Una volta gli attori andavano in tv a parlare di film. O, nei casi più audaci, a difendere l’arte e la cultura nazionale. Oggi invece si va in televisione per raccontare di ex mogli, pozioni misteriose, depressioni post-matrimoniali e — se proprio avanza tempo — si cerca di sparare qualche siluro contro l’industria che dovresti tutelare. Michele Morrone, ospite da Belve, ha portato in dote tutto questo. E pure qualcosa di più: una nuova visione mistica del concetto di “attore ribelle”.

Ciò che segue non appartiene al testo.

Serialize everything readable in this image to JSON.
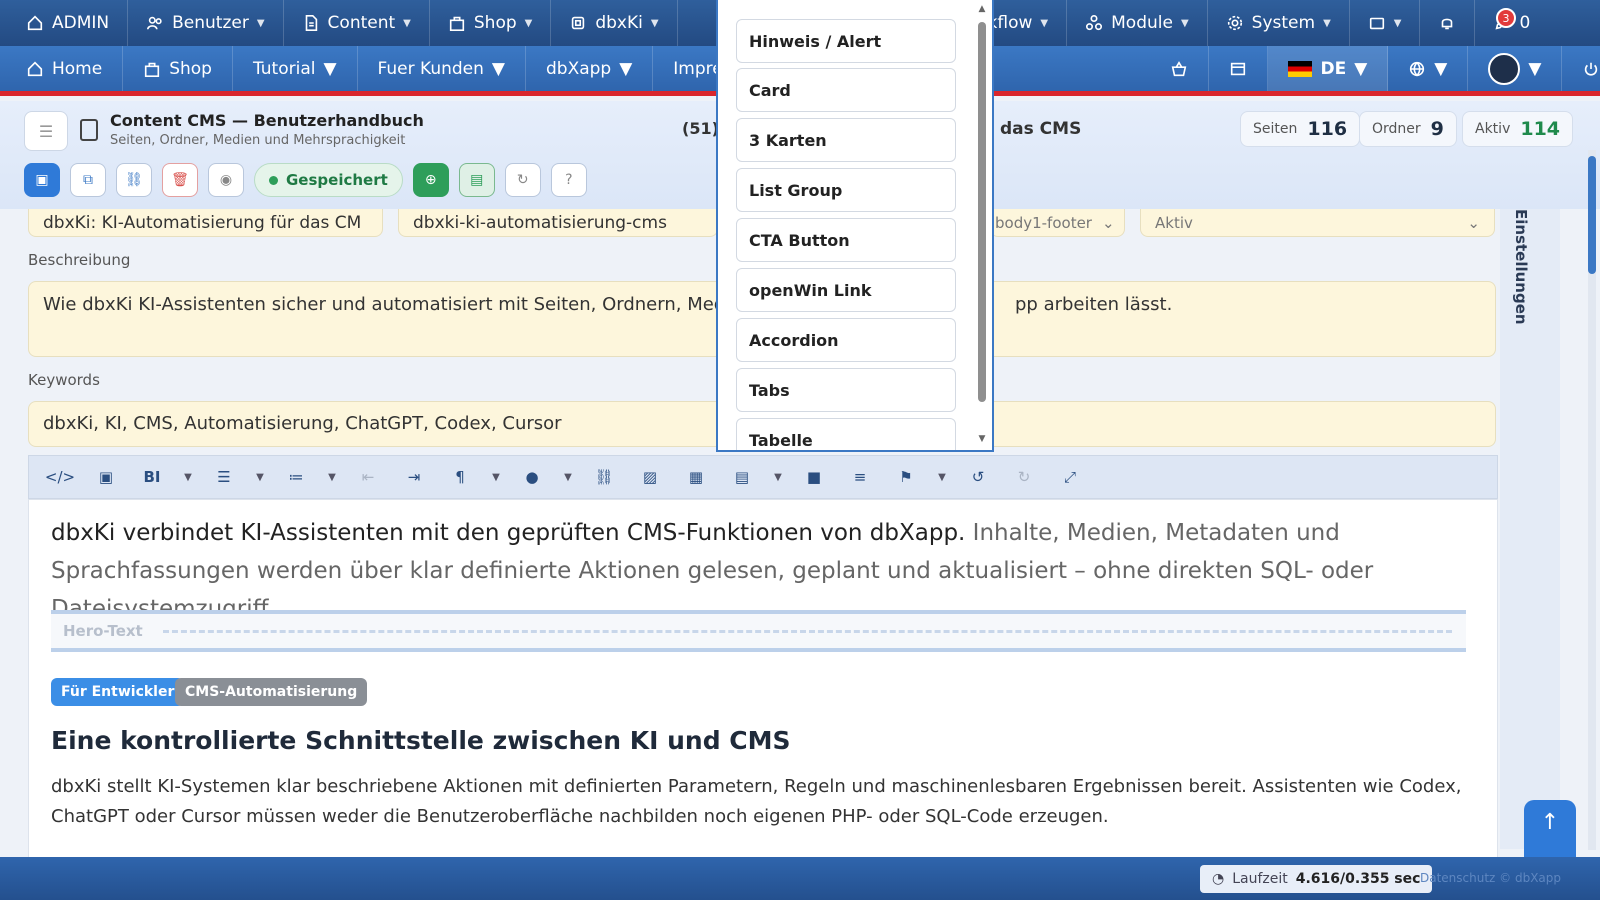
{
  "topbar": {
    "items": [
      {
        "label": "ADMIN",
        "icon": "home-icon"
      },
      {
        "label": "Benutzer",
        "icon": "users-icon"
      },
      {
        "label": "Content",
        "icon": "document-icon"
      },
      {
        "label": "Shop",
        "icon": "bag-icon"
      },
      {
        "label": "dbxKi",
        "icon": "chip-icon"
      },
      {
        "label": "rkflow",
        "icon": "workflow-icon"
      },
      {
        "label": "Module",
        "icon": "modules-icon"
      },
      {
        "label": "System",
        "icon": "gear-icon"
      }
    ],
    "notifications_count": "3",
    "edit_count": "0"
  },
  "subbar": {
    "items": [
      {
        "label": "Home",
        "icon": "home-icon"
      },
      {
        "label": "Shop",
        "icon": "bag-icon"
      },
      {
        "label": "Tutorial"
      },
      {
        "label": "Fuer Kunden"
      },
      {
        "label": "dbXapp"
      },
      {
        "label": "Impress"
      }
    ],
    "language": "DE"
  },
  "page": {
    "title": "Content CMS — Benutzerhandbuch",
    "subtitle": "Seiten, Ordner, Medien und Mehrsprachigkeit",
    "count": "(51)",
    "cms_text": "das CMS",
    "stats": [
      {
        "label": "Seiten",
        "value": "116"
      },
      {
        "label": "Ordner",
        "value": "9"
      },
      {
        "label": "Aktiv",
        "value": "114"
      }
    ],
    "saved_label": "Gespeichert"
  },
  "form": {
    "title_value": "dbxKi: KI-Automatisierung für das CM",
    "slug_value": "dbxki-ki-automatisierung-cms",
    "template_value": "body1-footer",
    "status_value": "Aktiv",
    "description_label": "Beschreibung",
    "description_left": "Wie dbxKi KI-Assistenten sicher und automatisiert mit Seiten, Ordnern, Medi",
    "description_right": "pp arbeiten lässt.",
    "keywords_label": "Keywords",
    "keywords_value": "dbxKi, KI, CMS, Automatisierung, ChatGPT, Codex, Cursor"
  },
  "editor": {
    "lead_strong": "dbxKi verbindet KI-Assistenten mit den geprüften CMS-Funktionen von dbXapp.",
    "lead_muted": " Inhalte, Medien, Metadaten und Sprachfassungen werden über klar definierte Aktionen gelesen, geplant und aktualisiert – ohne direkten SQL- oder Dateisystemzugriff.",
    "hero_label": "Hero-Text",
    "tags": [
      "Für Entwickler",
      "CMS-Automatisierung"
    ],
    "heading": "Eine kontrollierte Schnittstelle zwischen KI und CMS",
    "paragraph": "dbxKi stellt KI-Systemen klar beschriebene Aktionen mit definierten Parametern, Regeln und maschinenlesbaren Ergebnissen bereit. Assistenten wie Codex, ChatGPT oder Cursor müssen weder die Benutzeroberfläche nachbilden noch eigenen PHP- oder SQL-Code erzeugen."
  },
  "sidebar_right": {
    "label": "Einstellungen"
  },
  "popup": {
    "items": [
      "Hinweis / Alert",
      "Card",
      "3 Karten",
      "List Group",
      "CTA Button",
      "openWin Link",
      "Accordion",
      "Tabs",
      "Tabelle"
    ]
  },
  "footer": {
    "runtime_label": "Laufzeit",
    "runtime_value": "4.616/0.355 sec",
    "links": "Datenschutz  © dbXapp"
  },
  "colors": {
    "accent": "#2f7ad8",
    "topbar": "#2f5f9c",
    "danger": "#d9262c",
    "field_bg": "#fdf6dc"
  }
}
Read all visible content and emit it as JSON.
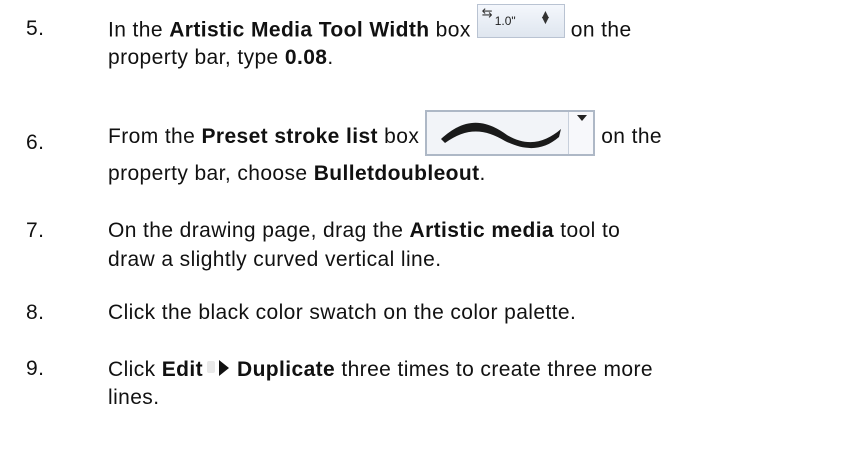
{
  "steps": [
    {
      "number": "5.",
      "parts": {
        "a": "In the ",
        "b": "Artistic Media Tool Width",
        "c": " box",
        "d": "on the",
        "e": "property bar, type ",
        "f": "0.08",
        "g": "."
      },
      "widget": {
        "value": "1.0\"",
        "icon": "spin-box-icon"
      }
    },
    {
      "number": "6.",
      "parts": {
        "a": "From the ",
        "b": "Preset stroke list",
        "c": " box",
        "d": "on the",
        "e": "property bar, choose ",
        "f": "Bulletdoubleout",
        "g": "."
      },
      "widget": {
        "icon": "preset-stroke-icon"
      }
    },
    {
      "number": "7.",
      "parts": {
        "a": "On the drawing page, drag the ",
        "b": "Artistic media",
        "c": " tool to",
        "d": "draw a slightly curved vertical line."
      }
    },
    {
      "number": "8.",
      "parts": {
        "a": "Click the black color swatch on the color palette."
      }
    },
    {
      "number": "9.",
      "parts": {
        "a": "Click ",
        "b": "Edit",
        "c": "Duplicate",
        "d": " three times to create three more",
        "e": "lines."
      },
      "widget": {
        "icon": "menu-arrow-icon"
      }
    }
  ]
}
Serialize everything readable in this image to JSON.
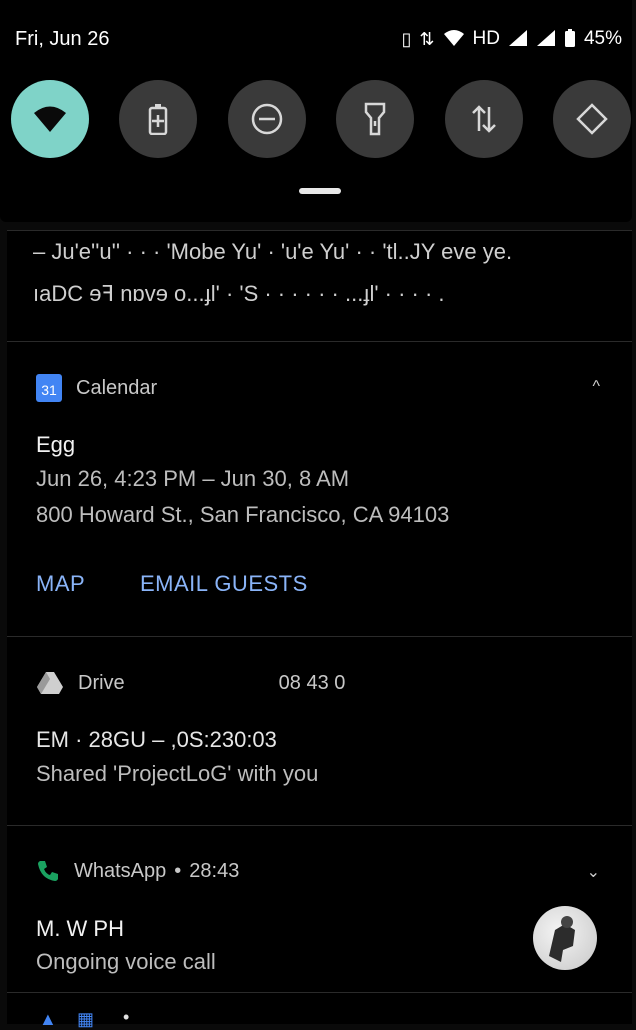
{
  "status_bar": {
    "date": "Fri, Jun 26",
    "network_label": "HD",
    "battery": "45%"
  },
  "quick_settings": {
    "tiles": [
      {
        "icon": "wifi-icon",
        "active": true
      },
      {
        "icon": "battery-saver-icon",
        "active": false
      },
      {
        "icon": "do-not-disturb-icon",
        "active": false
      },
      {
        "icon": "flashlight-icon",
        "active": false
      },
      {
        "icon": "data-transfer-icon",
        "active": false
      },
      {
        "icon": "auto-rotate-icon",
        "active": false
      }
    ]
  },
  "scrambled_notification": {
    "line1": "– Ju'e''u''  ·  ·  ·  'Mobe Yu'  ·  'u'e Yu'  ·  ·  'tl..JY eve ye.",
    "line2": "ıaDC ɘꟻ nɒvɘ o...ɟl'  ·  'S  ·  ·  ·  ·  ·  ·  ...ɟl'  ·  ·  ·  ·  ."
  },
  "calendar": {
    "app_name": "Calendar",
    "icon_day": "31",
    "title": "Egg",
    "time": "Jun 26, 4:23 PM – Jun 30, 8 AM",
    "location": "800 Howard St., San Francisco, CA 94103",
    "actions": {
      "map": "MAP",
      "email_guests": "EMAIL GUESTS"
    },
    "chevron": "^"
  },
  "drive": {
    "app_name": "Drive",
    "header_extra": "08   43   0",
    "line1": "EM · 28GU – ,0S:230:03",
    "body": "Shared 'ProjectLoG' with you"
  },
  "whatsapp": {
    "app_name": "WhatsApp",
    "time": "28:43",
    "contact": "M.  W  PH",
    "status": "Ongoing voice call",
    "chevron": "⌄"
  },
  "colors": {
    "accent_tile": "#7fd3c8",
    "link": "#8ab4f8",
    "calendar_blue": "#4285f4",
    "whatsapp_green": "#1aa260"
  }
}
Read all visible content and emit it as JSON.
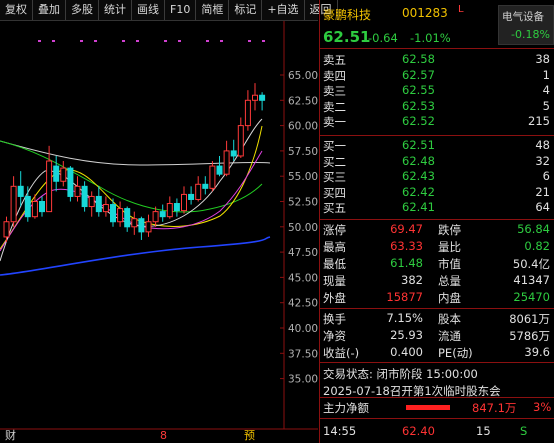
{
  "toolbar": [
    "复权",
    "叠加",
    "多股",
    "统计",
    "画线",
    "F10",
    "简框",
    "标记",
    "+自选",
    "返回"
  ],
  "chart": {
    "y_labels": [
      "65.00",
      "62.50",
      "60.00",
      "57.50",
      "55.00",
      "52.50",
      "50.00",
      "47.50",
      "45.00",
      "42.50",
      "40.00",
      "37.50",
      "35.00"
    ],
    "bottom_marks": [
      "财",
      "8",
      "预"
    ]
  },
  "quote": {
    "name": "豪鹏科技",
    "code": "001283",
    "l_mark": "L",
    "sector": "电气设备",
    "sector_pct": "-0.18%",
    "price": "62.51",
    "change": "-0.64",
    "change_pct": "-1.01%"
  },
  "asks": [
    {
      "label": "卖五",
      "price": "62.58",
      "vol": "38"
    },
    {
      "label": "卖四",
      "price": "62.57",
      "vol": "1"
    },
    {
      "label": "卖三",
      "price": "62.55",
      "vol": "4"
    },
    {
      "label": "卖二",
      "price": "62.53",
      "vo​l": "5",
      "vol": "5"
    },
    {
      "label": "卖一",
      "price": "62.52",
      "vol": "215"
    }
  ],
  "bids": [
    {
      "label": "买一",
      "price": "62.51",
      "vol": "48"
    },
    {
      "label": "买二",
      "price": "62.48",
      "vol": "32"
    },
    {
      "label": "买三",
      "price": "62.43",
      "vol": "6"
    },
    {
      "label": "买四",
      "price": "62.42",
      "vol": "21"
    },
    {
      "label": "买五",
      "price": "62.41",
      "vol": "64"
    }
  ],
  "stats": [
    {
      "l1": "涨停",
      "v1": "69.47",
      "c1": "red",
      "l2": "跌停",
      "v2": "56.84",
      "c2": "green"
    },
    {
      "l1": "最高",
      "v1": "63.33",
      "c1": "red",
      "l2": "量比",
      "v2": "0.82",
      "c2": "green"
    },
    {
      "l1": "最低",
      "v1": "61.48",
      "c1": "green",
      "l2": "市值",
      "v2": "50.4亿",
      "c2": "white"
    },
    {
      "l1": "现量",
      "v1": "382",
      "c1": "white",
      "l2": "总量",
      "v2": "41347",
      "c2": "white"
    },
    {
      "l1": "外盘",
      "v1": "15877",
      "c1": "red",
      "l2": "内盘",
      "v2": "25470",
      "c2": "green"
    }
  ],
  "stats2": [
    {
      "l1": "换手",
      "v1": "7.15%",
      "l2": "股本",
      "v2": "8061万"
    },
    {
      "l1": "净资",
      "v1": "25.93",
      "l2": "流通",
      "v2": "5786万"
    },
    {
      "l1": "收益(-)",
      "v1": "0.400",
      "l2": "PE(动)",
      "v2": "39.6"
    }
  ],
  "status": "交易状态: 闭市阶段 15:00:00",
  "notice": "2025-07-18召开第1次临时股东会",
  "mainflow": {
    "label": "主力净额",
    "value": "847.1万",
    "pct": "3%"
  },
  "last_trade": {
    "time": "14:55",
    "price": "62.40",
    "vol": "15",
    "dir": "S"
  },
  "colors": {
    "up": "#ff3333",
    "down": "#2ecc40",
    "accent": "#f0c000"
  }
}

Da Bitonto a Netflix, passando per un matrimonio finito e due figli in Libano, Morrone ha raccontato di sé come di un reduce di guerra sentimentale. Tra ubriacature quotidiane e relazioni tossiche, il vero shock arriva quando rivela di essere stato drogato a sua insaputa con “pozioni d’amore e fiori secchi imbevuti”. Una confessione che ha il tono del fantasy urbano, ma detta con la serietà di un biopic drammatico. Ci manca solo la colonna sonora di Enya.
Poi — forse per non perdere del tutto di vista la parola cinema sulla locandina dell’intervista — Morrone cambia tono e parte all’attacco: il cinema italiano non lo rappresenta, lo esclude, lo respinge, insomma non lo vuole nel “circoletto”. Non si sente parte di un ambiente che si autocelebra, che giudica in base al curriculum accademico, che ti bolla come “diverso” se non arrivi dal Centro Sperimentale o dalla Silvio d’Amico. E mentre snocciola nomi e lancia frecciate più o meno velate, finisce per demolire in un colpo solo Luca Marinelli, Elio Germano e mezzo David di Donatello. Un piccolo capolavoro di indignazione social, condito da un post mattutino con i commenti disattivati: il nuovo standard del dissenso 2.0.
In sottofondo, il pensiero che aleggia è questo: se oggi la nuova coscienza critica del cinema italiano è Michele Morrone — ex protagonista di 365 giorni, film che ha dato una nuova dignità al soft porn polacco — allora sì, siamo davvero a fine corsa. E neanche quella ad alta velocità.
Ma il punto non è più nemmeno la qualità o meno del nostro cinema. È che ormai chi lo fa, o cerca di farlo, usa ogni microfono disponibile per raccontare qualunque cosa tranne il cinema. Salvo poi ricordarsene per dire che fa schifo, che è politicizzato, che è chiuso, che è pieno di sinistroidi e fake democratici. Insomma: se non ti hanno preso, è sicuramente perché sei troppo vero per loro.
Cosa servirebbe davvero al cinema italiano?
Non servono eroi da talk show, né prediche da camerino. Servono storie, registi che sappiano osare, produttori che non abbiano paura di fallire. Servono attori capaci di parlare con il pubblico attraverso i ruoli, non sopra di essi. Servono meno interviste terapeutiche e più film che restano. Meno pianti sul sistema e più voglia di spaccarlo con l’arte, non con i post su Instagram.
Servirebbe che, almeno per una volta, il cinema tornasse a essere il luogo dove si raccontano le ferite (non pipponi ideologici cover), non dove si mettono in scena in diretta. Dove si agisce, si crea, si rischia. Non dove si cerca una rivincita personale contro l’industria che non ti ha voluto bene.
E se proprio vogliamo un’idea rivoluzionaria: servirebbe che chi odia il cinema italiano, smettesse di volerci entrare. Sarebbe già un inizio.
E poi c’è Victoria Cabello, che sente il bisogno di entrare nella polemica con una dichiarazione degna di una gif del 2012: “Lui è un cane secondo me, però è una mia personalissima interpretazione”. Cara Victoria, grazie per averci ricordato che anche i silenzi a volte valgono più di mille interviste. La tua invettiva ha come effetto collaterale quello di rendere Morrone quasi simpatico.